Other SEOs have reverse engineered FDD, and come up with widely varying results. DISC has found published estimates of ideal density ranging from 2% to 10% (not counting wild outliers), with an average in the 4% to 6% range.

This percentage applies to one key phrase, so a related question is how many phrases to target on a page. After all, if you’re targeting six phrases, each of which will occupy about 6% of the text, then more than a third of the text would have to be key phrases. Although one can and should include shorter, more competitive phrases within one long-tail phrase, this simple math suggests a practical limit to the number of key phrases to target per page.

Even if reverse engineering could arrive at a precise and unchanging FDD – and it can’t – SEO copywriters should still diversify around that FDD when writing several pages in a web site, which means that an imprecise formula still serves the practical goal of guiding SEO copywriting.

Concept Clustering and Natural Language Algorithms 

Search engines strive continuously to make their ranking algorithms mimic humans’ understanding of language. This effort has produced such terminology as latent semantic indexing, term vectoring, concept clustering, concept space, data clustering, term-document matrix, and the more general natural language processing. The upshot is that increasingly the SEs rank a page not merely by the occurrence of the searched term, but also by the amount and kind of conceptually related phrases. In theory, a search for “car” could produce a top-ranked page that contains no mention of “car” but plenty of “auto,” “automobile,” and even “Chevy.” Would occurrences of “engine” or “gas mileage” also help? While there are ways to determine what phrases the SEs link in such clusters, and thus what other phrases one should write into a page, the time/effort/cost in doing this research for each page is high, and in the end one would do what one should do regardless of this research: write rich, relevant copy that contains a variety of key phrases which augment the core ones and which ring bells of relevance in human readers. After all, natural language algorithms aim to mimic human language processes. In theory, the day will come when just good writing will constitute by far the single best rule of SEO copywriting.

Concept clustering makes reverse engineering so much more difficult that, arguably, the best guides to FDD have to based on research done in the late ‘90s and early 2000s.

Human Art and Search Engine Science

What practical, cost-effective actions can SEO copywriters take away from this web of intricacies surrounding FDD and its ostensible foundation on reverse engineering?

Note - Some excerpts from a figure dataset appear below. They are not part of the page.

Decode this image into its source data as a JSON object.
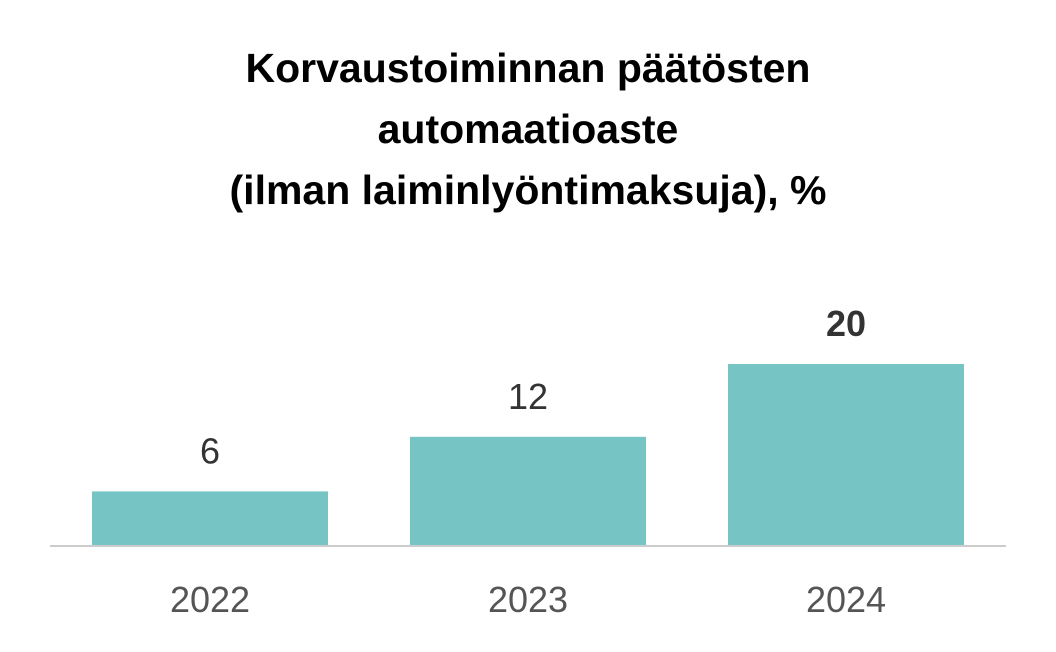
{
  "chart_data": {
    "type": "bar",
    "title_lines": [
      "Korvaustoiminnan päätösten",
      "automaatioaste",
      "(ilman laiminlyöntimaksuja), %"
    ],
    "categories": [
      "2022",
      "2023",
      "2024"
    ],
    "values": [
      6,
      12,
      20
    ],
    "value_labels": [
      "6",
      "12",
      "20"
    ],
    "highlight_index": 2,
    "ylim": [
      0,
      20
    ],
    "grid": false,
    "legend": "none",
    "bar_color": "#76c4c4",
    "axis_color": "#cccccc"
  }
}
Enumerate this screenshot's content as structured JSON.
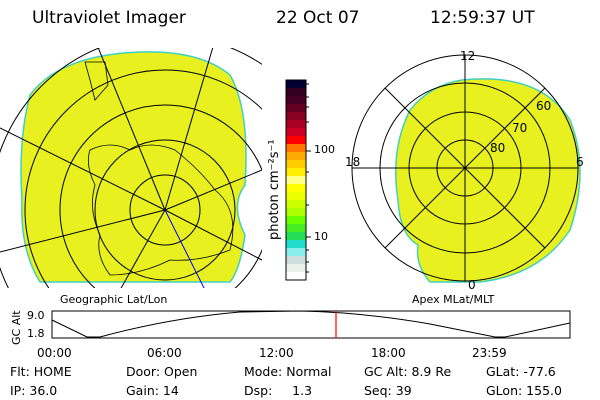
{
  "header": {
    "instrument": "Ultraviolet Imager",
    "date": "22 Oct 07",
    "time": "12:59:37 UT"
  },
  "left_panel": {
    "label": "Geographic Lat/Lon"
  },
  "right_panel": {
    "label": "Apex MLat/MLT",
    "mlt_labels": [
      "12",
      "18",
      "6",
      "0"
    ],
    "lat_labels": [
      "60",
      "70",
      "80"
    ]
  },
  "colorbar": {
    "unit_label": "photon cm⁻²s⁻¹",
    "ticks": [
      "100",
      "10"
    ],
    "colors": [
      "#000033",
      "#330022",
      "#440022",
      "#660022",
      "#880022",
      "#aa0022",
      "#cc0022",
      "#ff0000",
      "#ff7700",
      "#ffaa00",
      "#ffcc00",
      "#ffee00",
      "#ffff88",
      "#ffff00",
      "#eeff00",
      "#ccff00",
      "#aaff00",
      "#66ff00",
      "#44ee22",
      "#22dd55",
      "#22ddcc",
      "#88eeee",
      "#ccdddd",
      "#e8f0ea",
      "#ffffff"
    ]
  },
  "altitude_plot": {
    "ylabel": "GC Alt",
    "yticks": [
      "9.0",
      "1.8"
    ],
    "xticks": [
      "00:00",
      "06:00",
      "12:00",
      "18:00",
      "23:59"
    ],
    "current_time_marker_color": "#ff0000"
  },
  "info": {
    "flt": "Flt: HOME",
    "ip": "IP: 36.0",
    "door": "Door: Open",
    "gain": "Gain: 14",
    "mode": "Mode: Normal",
    "dsp": "Dsp:     1.3",
    "gcalt": "GC Alt: 8.9 Re",
    "seq": "Seq: 39",
    "glat": "GLat: -77.6",
    "glon": "GLon: 155.0"
  },
  "colors": {
    "aurora_fill": "#e8f020",
    "edge": "#40d0c0"
  }
}
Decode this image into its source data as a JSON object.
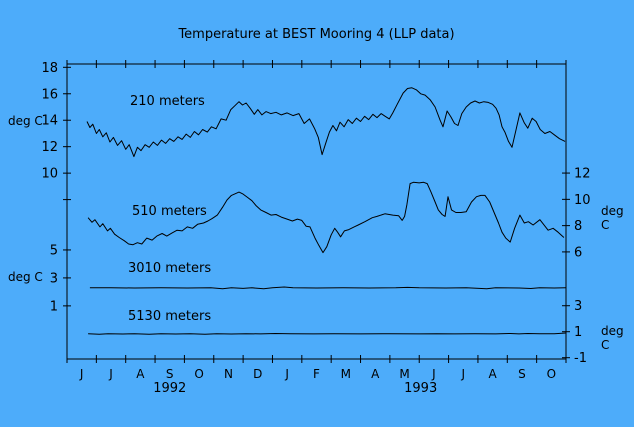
{
  "chart_data": {
    "type": "line",
    "title": "Temperature at BEST Mooring 4 (LLP data)",
    "background_color": "#4DACFA",
    "line_color": "#000000",
    "unit_label": "deg C",
    "x_domain": [
      0,
      17
    ],
    "months": [
      "J",
      "J",
      "A",
      "S",
      "O",
      "N",
      "D",
      "J",
      "F",
      "M",
      "A",
      "M",
      "J",
      "J",
      "A",
      "S",
      "O"
    ],
    "years": [
      {
        "label": "1992",
        "at_month": 3.5
      },
      {
        "label": "1993",
        "at_month": 12.05
      }
    ],
    "scales": {
      "s210": {
        "side": "left",
        "min": -4.05,
        "max": 18.25,
        "ticks": [
          {
            "v": 18,
            "label": "18"
          },
          {
            "v": 16,
            "label": "16"
          },
          {
            "v": 14,
            "label": "14"
          },
          {
            "v": 12,
            "label": "12"
          },
          {
            "v": 10,
            "label": "10"
          },
          {
            "v": 8,
            "label": ""
          }
        ]
      },
      "s510": {
        "side": "right",
        "min": -2.15,
        "max": 20.3,
        "ticks": [
          {
            "v": 12,
            "label": "12"
          },
          {
            "v": 10,
            "label": "10"
          },
          {
            "v": 8,
            "label": "8"
          },
          {
            "v": 6,
            "label": "6"
          }
        ]
      },
      "s3010": {
        "side": "left",
        "min": -2.8,
        "max": 18.3,
        "ticks": [
          {
            "v": 5,
            "label": "5"
          },
          {
            "v": 3,
            "label": "3"
          },
          {
            "v": 1,
            "label": "1"
          }
        ]
      },
      "s5130": {
        "side": "right",
        "min": -1.1,
        "max": 21.6,
        "ticks": [
          {
            "v": 3,
            "label": "3"
          },
          {
            "v": 1,
            "label": "1"
          },
          {
            "v": -1,
            "label": "-1"
          }
        ]
      }
    },
    "series": [
      {
        "name": "210 meters",
        "scale": "s210",
        "points": [
          [
            0.68,
            13.9
          ],
          [
            0.78,
            13.45
          ],
          [
            0.88,
            13.7
          ],
          [
            1.0,
            13.0
          ],
          [
            1.1,
            13.3
          ],
          [
            1.22,
            12.75
          ],
          [
            1.34,
            13.05
          ],
          [
            1.46,
            12.35
          ],
          [
            1.58,
            12.7
          ],
          [
            1.72,
            12.1
          ],
          [
            1.86,
            12.45
          ],
          [
            2.0,
            11.8
          ],
          [
            2.12,
            12.15
          ],
          [
            2.28,
            11.25
          ],
          [
            2.4,
            11.95
          ],
          [
            2.52,
            11.7
          ],
          [
            2.66,
            12.15
          ],
          [
            2.8,
            11.95
          ],
          [
            2.94,
            12.35
          ],
          [
            3.08,
            12.1
          ],
          [
            3.22,
            12.5
          ],
          [
            3.36,
            12.25
          ],
          [
            3.5,
            12.6
          ],
          [
            3.64,
            12.4
          ],
          [
            3.78,
            12.75
          ],
          [
            3.92,
            12.55
          ],
          [
            4.06,
            12.95
          ],
          [
            4.2,
            12.7
          ],
          [
            4.34,
            13.15
          ],
          [
            4.48,
            12.9
          ],
          [
            4.62,
            13.3
          ],
          [
            4.78,
            13.1
          ],
          [
            4.92,
            13.5
          ],
          [
            5.08,
            13.35
          ],
          [
            5.25,
            14.1
          ],
          [
            5.42,
            14.0
          ],
          [
            5.58,
            14.8
          ],
          [
            5.72,
            15.1
          ],
          [
            5.86,
            15.4
          ],
          [
            5.98,
            15.15
          ],
          [
            6.1,
            15.3
          ],
          [
            6.24,
            14.9
          ],
          [
            6.38,
            14.45
          ],
          [
            6.5,
            14.8
          ],
          [
            6.64,
            14.4
          ],
          [
            6.78,
            14.65
          ],
          [
            6.94,
            14.5
          ],
          [
            7.12,
            14.6
          ],
          [
            7.3,
            14.4
          ],
          [
            7.5,
            14.55
          ],
          [
            7.7,
            14.35
          ],
          [
            7.9,
            14.5
          ],
          [
            8.08,
            13.75
          ],
          [
            8.26,
            14.1
          ],
          [
            8.44,
            13.35
          ],
          [
            8.56,
            12.7
          ],
          [
            8.69,
            11.4
          ],
          [
            8.82,
            12.3
          ],
          [
            8.94,
            13.1
          ],
          [
            9.06,
            13.6
          ],
          [
            9.18,
            13.2
          ],
          [
            9.3,
            13.85
          ],
          [
            9.44,
            13.5
          ],
          [
            9.58,
            14.05
          ],
          [
            9.72,
            13.75
          ],
          [
            9.86,
            14.15
          ],
          [
            10.0,
            13.9
          ],
          [
            10.14,
            14.3
          ],
          [
            10.28,
            14.05
          ],
          [
            10.42,
            14.45
          ],
          [
            10.56,
            14.2
          ],
          [
            10.7,
            14.5
          ],
          [
            10.84,
            14.3
          ],
          [
            10.98,
            14.1
          ],
          [
            11.1,
            14.55
          ],
          [
            11.25,
            15.2
          ],
          [
            11.45,
            16.05
          ],
          [
            11.6,
            16.4
          ],
          [
            11.75,
            16.45
          ],
          [
            11.9,
            16.3
          ],
          [
            12.05,
            16.0
          ],
          [
            12.2,
            15.9
          ],
          [
            12.37,
            15.55
          ],
          [
            12.54,
            15.0
          ],
          [
            12.71,
            14.0
          ],
          [
            12.81,
            13.5
          ],
          [
            12.95,
            14.7
          ],
          [
            13.08,
            14.25
          ],
          [
            13.2,
            13.75
          ],
          [
            13.32,
            13.6
          ],
          [
            13.45,
            14.5
          ],
          [
            13.6,
            15.0
          ],
          [
            13.75,
            15.3
          ],
          [
            13.9,
            15.45
          ],
          [
            14.05,
            15.3
          ],
          [
            14.2,
            15.4
          ],
          [
            14.35,
            15.35
          ],
          [
            14.5,
            15.2
          ],
          [
            14.62,
            14.9
          ],
          [
            14.72,
            14.4
          ],
          [
            14.82,
            13.5
          ],
          [
            14.92,
            13.1
          ],
          [
            15.04,
            12.4
          ],
          [
            15.16,
            11.95
          ],
          [
            15.3,
            13.3
          ],
          [
            15.43,
            14.55
          ],
          [
            15.58,
            13.8
          ],
          [
            15.7,
            13.4
          ],
          [
            15.85,
            14.15
          ],
          [
            15.98,
            13.9
          ],
          [
            16.12,
            13.3
          ],
          [
            16.28,
            13.0
          ],
          [
            16.45,
            13.15
          ],
          [
            16.6,
            12.9
          ],
          [
            16.78,
            12.6
          ],
          [
            16.97,
            12.4
          ]
        ]
      },
      {
        "name": "510 meters",
        "scale": "s510",
        "points": [
          [
            0.72,
            8.6
          ],
          [
            0.85,
            8.25
          ],
          [
            0.95,
            8.45
          ],
          [
            1.12,
            7.9
          ],
          [
            1.22,
            8.15
          ],
          [
            1.38,
            7.6
          ],
          [
            1.48,
            7.8
          ],
          [
            1.62,
            7.35
          ],
          [
            1.78,
            7.1
          ],
          [
            1.95,
            6.85
          ],
          [
            2.1,
            6.6
          ],
          [
            2.25,
            6.55
          ],
          [
            2.4,
            6.7
          ],
          [
            2.55,
            6.6
          ],
          [
            2.72,
            7.05
          ],
          [
            2.9,
            6.9
          ],
          [
            3.06,
            7.2
          ],
          [
            3.24,
            7.4
          ],
          [
            3.4,
            7.2
          ],
          [
            3.58,
            7.45
          ],
          [
            3.75,
            7.65
          ],
          [
            3.92,
            7.6
          ],
          [
            4.1,
            7.9
          ],
          [
            4.28,
            7.8
          ],
          [
            4.45,
            8.1
          ],
          [
            4.65,
            8.2
          ],
          [
            4.8,
            8.35
          ],
          [
            4.95,
            8.55
          ],
          [
            5.12,
            8.8
          ],
          [
            5.3,
            9.4
          ],
          [
            5.45,
            9.95
          ],
          [
            5.6,
            10.3
          ],
          [
            5.86,
            10.55
          ],
          [
            6.0,
            10.4
          ],
          [
            6.15,
            10.15
          ],
          [
            6.3,
            9.9
          ],
          [
            6.45,
            9.5
          ],
          [
            6.6,
            9.2
          ],
          [
            6.78,
            9.0
          ],
          [
            6.95,
            8.8
          ],
          [
            7.12,
            8.85
          ],
          [
            7.3,
            8.65
          ],
          [
            7.5,
            8.5
          ],
          [
            7.68,
            8.35
          ],
          [
            7.85,
            8.5
          ],
          [
            8.0,
            8.4
          ],
          [
            8.15,
            7.95
          ],
          [
            8.28,
            7.9
          ],
          [
            8.45,
            7.05
          ],
          [
            8.58,
            6.5
          ],
          [
            8.72,
            5.95
          ],
          [
            8.85,
            6.4
          ],
          [
            9.0,
            7.3
          ],
          [
            9.12,
            7.8
          ],
          [
            9.22,
            7.5
          ],
          [
            9.32,
            7.15
          ],
          [
            9.45,
            7.6
          ],
          [
            9.6,
            7.7
          ],
          [
            9.78,
            7.9
          ],
          [
            9.92,
            8.05
          ],
          [
            10.15,
            8.3
          ],
          [
            10.4,
            8.6
          ],
          [
            10.56,
            8.7
          ],
          [
            10.83,
            8.9
          ],
          [
            11.1,
            8.8
          ],
          [
            11.3,
            8.75
          ],
          [
            11.42,
            8.4
          ],
          [
            11.5,
            8.7
          ],
          [
            11.58,
            9.6
          ],
          [
            11.69,
            11.2
          ],
          [
            11.8,
            11.3
          ],
          [
            12.0,
            11.25
          ],
          [
            12.15,
            11.3
          ],
          [
            12.27,
            11.2
          ],
          [
            12.4,
            10.55
          ],
          [
            12.54,
            9.8
          ],
          [
            12.65,
            9.2
          ],
          [
            12.78,
            8.85
          ],
          [
            12.88,
            8.7
          ],
          [
            12.98,
            10.2
          ],
          [
            13.1,
            9.2
          ],
          [
            13.25,
            9.0
          ],
          [
            13.42,
            9.0
          ],
          [
            13.6,
            9.05
          ],
          [
            13.78,
            9.8
          ],
          [
            13.95,
            10.2
          ],
          [
            14.1,
            10.3
          ],
          [
            14.24,
            10.3
          ],
          [
            14.4,
            9.8
          ],
          [
            14.55,
            9.0
          ],
          [
            14.7,
            8.2
          ],
          [
            14.82,
            7.5
          ],
          [
            14.95,
            7.05
          ],
          [
            15.1,
            6.75
          ],
          [
            15.25,
            7.8
          ],
          [
            15.43,
            8.8
          ],
          [
            15.58,
            8.2
          ],
          [
            15.72,
            8.3
          ],
          [
            15.88,
            8.05
          ],
          [
            16.11,
            8.45
          ],
          [
            16.39,
            7.65
          ],
          [
            16.56,
            7.8
          ],
          [
            16.73,
            7.5
          ],
          [
            16.93,
            7.1
          ]
        ]
      },
      {
        "name": "3010 meters",
        "scale": "s3010",
        "points": [
          [
            0.78,
            2.29
          ],
          [
            1.5,
            2.29
          ],
          [
            2.3,
            2.28
          ],
          [
            3.2,
            2.29
          ],
          [
            4.1,
            2.28
          ],
          [
            4.9,
            2.29
          ],
          [
            5.3,
            2.22
          ],
          [
            5.6,
            2.29
          ],
          [
            6.0,
            2.25
          ],
          [
            6.3,
            2.29
          ],
          [
            6.7,
            2.22
          ],
          [
            7.0,
            2.29
          ],
          [
            7.4,
            2.35
          ],
          [
            7.7,
            2.29
          ],
          [
            8.5,
            2.28
          ],
          [
            9.4,
            2.29
          ],
          [
            10.3,
            2.28
          ],
          [
            11.2,
            2.29
          ],
          [
            11.6,
            2.32
          ],
          [
            12.0,
            2.29
          ],
          [
            12.9,
            2.28
          ],
          [
            13.6,
            2.29
          ],
          [
            14.3,
            2.22
          ],
          [
            14.6,
            2.29
          ],
          [
            15.4,
            2.28
          ],
          [
            15.8,
            2.24
          ],
          [
            16.1,
            2.29
          ],
          [
            16.6,
            2.28
          ],
          [
            17.0,
            2.29
          ]
        ]
      },
      {
        "name": "5130 meters",
        "scale": "s5130",
        "points": [
          [
            0.72,
            0.85
          ],
          [
            1.1,
            0.8
          ],
          [
            1.4,
            0.85
          ],
          [
            1.9,
            0.82
          ],
          [
            2.3,
            0.85
          ],
          [
            2.8,
            0.8
          ],
          [
            3.2,
            0.85
          ],
          [
            3.7,
            0.82
          ],
          [
            4.2,
            0.85
          ],
          [
            4.7,
            0.8
          ],
          [
            5.1,
            0.85
          ],
          [
            5.6,
            0.82
          ],
          [
            6.1,
            0.85
          ],
          [
            6.6,
            0.83
          ],
          [
            7.1,
            0.86
          ],
          [
            7.6,
            0.85
          ],
          [
            8.4,
            0.83
          ],
          [
            9.1,
            0.85
          ],
          [
            10.0,
            0.83
          ],
          [
            11.0,
            0.85
          ],
          [
            12.0,
            0.83
          ],
          [
            12.6,
            0.85
          ],
          [
            13.2,
            0.83
          ],
          [
            13.9,
            0.85
          ],
          [
            14.6,
            0.83
          ],
          [
            15.1,
            0.86
          ],
          [
            15.4,
            0.83
          ],
          [
            15.7,
            0.86
          ],
          [
            16.1,
            0.85
          ],
          [
            16.6,
            0.84
          ],
          [
            17.0,
            0.9
          ]
        ]
      }
    ]
  }
}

As with any art, in performing SEO copywriting according to FDD, discipline and experience are foundational: A scientifically researched FDD is the sketch or the music score. Upon that foundation, the heights of excellence and effectiveness in SEO copywriting are limited only by the artistry of the writer, as he or she strives to please human readers and the increasingly human algorithms. An SEO Einstein would beat the best of us every day.